Maurits Cornelis Escher (1898-1972)
Maurits Cornelis Escher is one of the world’s most famous graphic artists. His art is enjoyed by millions of people all over the world, as can be seen on the many websites on the internet.
He is most famous for his so-called impossible constructions, such as Ascending and Descending, Relativity, and his Transformation Prints, such as Metamorphosis I, Metamorphosis II and Metamorphosis III, Sky & Water I or Reptiles.
But he also made some wonderful, more realistic work during the time he lived and traveled in Italy.
Castrovalva for example, where one already can see Escher’s fascination for high and low, close by and far away. The lithograph Atrani, a small town on the Amalfi Coast was made in 1931, but comes back for example, in his masterpiece Metamorphosis I and II.
M.C. Escher, during his lifetime, made 448 lithographs, woodcuts, wood engravings, and over 2000 drawings and sketches.
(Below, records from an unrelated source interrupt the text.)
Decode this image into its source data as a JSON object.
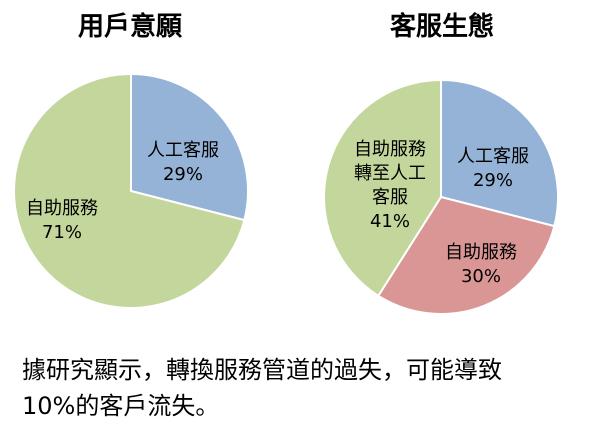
{
  "chart_data": [
    {
      "type": "pie",
      "title": "用戶意願",
      "slices": [
        {
          "label": "人工客服",
          "value": 29,
          "value_label": "29%",
          "color": "#95b3d7"
        },
        {
          "label": "自助服務",
          "value": 71,
          "value_label": "71%",
          "color": "#c3d69b"
        }
      ]
    },
    {
      "type": "pie",
      "title": "客服生態",
      "slices": [
        {
          "label": "人工客服",
          "value": 29,
          "value_label": "29%",
          "color": "#95b3d7"
        },
        {
          "label": "自助服務",
          "value": 30,
          "value_label": "30%",
          "color": "#d99694"
        },
        {
          "label": "自助服務轉至人工客服",
          "lines": [
            "自助服務",
            "轉至人工",
            "客服"
          ],
          "value": 41,
          "value_label": "41%",
          "color": "#c3d69b"
        }
      ]
    }
  ],
  "caption": {
    "line1": "據研究顯示，轉換服務管道的過失，可能導致",
    "line2": "10%的客戶流失。"
  }
}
Like some of his famous predecessors, – Michelangelo, Leonardo da Vinci, Dürer, and Holbein-, M.C. Escher was left-handed.
Apart from being a graphic artist, M.C. Escher illustrated books and designed tapestries, postage stamps, and murals. He was born in Leeuwarden, the Netherlands, as the fourth and youngest son of a civil engineer. After 5 years the family moved to Arnhem where Escher spent most of his youth. After failing his high school exams, Maurits ultimately was enrolled in the School for Architecture and Decorative Arts in Haarlem.